Interaction With Psychiatric Patients
Some psychiatric patients have been institutionalized for so long, that they no longer have a family on the outside. Their family has either moved on and away from their lives, have passed away, or simply feel distant and disconnected from them. After many years of hospitalization, the psychiatrists and the team have become the patients family.
Many patients have different goals and objectives. Some patients are goal-oriented and comply with the team’s instructions: they take medications, attend groups, follow instructions and are working towards discharge. But some patients are too psychotic to even take a shower or utilize the toilet; these are the ones who end up staying institutionalized for years or even life.

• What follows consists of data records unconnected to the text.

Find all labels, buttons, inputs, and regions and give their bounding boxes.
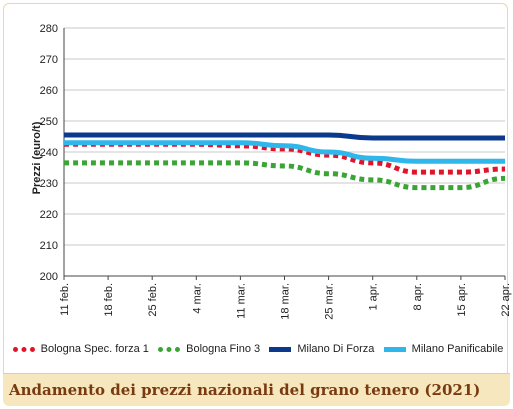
y-tick-label: 270: [40, 54, 58, 66]
x-tick-label: 4 mar.: [191, 283, 203, 314]
series-lines: [64, 132, 506, 191]
y-tick-label: 200: [40, 271, 58, 283]
y-tick-label: 210: [40, 240, 58, 252]
x-tick-label: 18 feb.: [103, 283, 115, 317]
series-line-4: [64, 140, 505, 164]
legend-label: Bologna Spec. forza 1: [40, 343, 149, 355]
x-tick-label: 22 apr.: [500, 283, 512, 317]
legend: Bologna Spec. forza 1 Bologna Fino 3 Milan…: [8, 338, 508, 360]
legend-label: Bologna Fino 3: [186, 343, 261, 355]
y-tick-label: 280: [40, 23, 58, 35]
legend-swatch: [383, 346, 406, 352]
y-axis-label: Prezzi (euro/t): [31, 121, 43, 194]
gridlines: [64, 27, 505, 277]
y-tick-label: 220: [40, 209, 58, 221]
series-line-3: [64, 132, 505, 141]
legend-swatch: [269, 346, 292, 352]
x-tick-label: 18 mar.: [280, 283, 292, 320]
legend-item: Milano Panificabile: [383, 343, 504, 355]
legend-item: Milano Di Forza: [269, 343, 374, 355]
x-tick-label: 11 mar.: [235, 283, 247, 319]
axes: 200 210 220 230 240 250 260 270 280 11 feb. 18 feb…: [40, 23, 512, 320]
y-tick-label: 240: [40, 147, 58, 159]
chart-title: Andamento dei prezzi nazionali del grano…: [9, 381, 481, 399]
x-tick-label: 1 apr.: [368, 283, 380, 311]
x-tick-label: 15 apr.: [456, 283, 468, 317]
legend-swatch: [12, 346, 35, 352]
legend-item: Bologna Spec. forza 1: [12, 343, 149, 355]
x-tick-label: 25 mar.: [324, 283, 336, 320]
series-line-2: [64, 160, 506, 191]
chart-title-bar: Andamento dei prezzi nazionali del grano…: [3, 373, 510, 406]
y-tick-label: 260: [40, 85, 58, 97]
x-tick-label: 25 feb.: [147, 283, 159, 317]
x-tick-label: 8 apr.: [412, 283, 424, 311]
legend-label: Milano Panificabile: [411, 343, 504, 355]
y-tick-label: 250: [40, 116, 58, 128]
legend-swatch: [158, 346, 181, 352]
y-tick-label: 230: [40, 178, 58, 190]
x-tick-label: 11 feb.: [59, 283, 71, 316]
legend-item: Bologna Fino 3: [158, 343, 260, 355]
legend-label: Milano Di Forza: [297, 343, 375, 355]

Some patients avoid prison time by malingering that they have a mental illness. They will literally feign symptoms, in order to convince the court to send them to a psychiatric institute to serve the rest of their time. These patients may have an underlying mental illness, but not the one they are obviously feigning.
And then there are the patients who have a mental illness, are functioning and not symptomatic at the moment, but refuse to be discharged because they have no where else to go. Some of these patients do not even have a family anymore. They are so comfortable living in the psychiatric hospital, that it has become their home and we have become their family!
No matter what situation or state of mind a psychiatric patient is in, the primary team adopts a family role in most patients eyes. We are the ones providing medication, comfort, treatment plans, diets, mental and physical support, encouragement, time and care!
The moment that you see their eyes harboring a release of tears, is the moment that you come to the realization that we are in fact their family!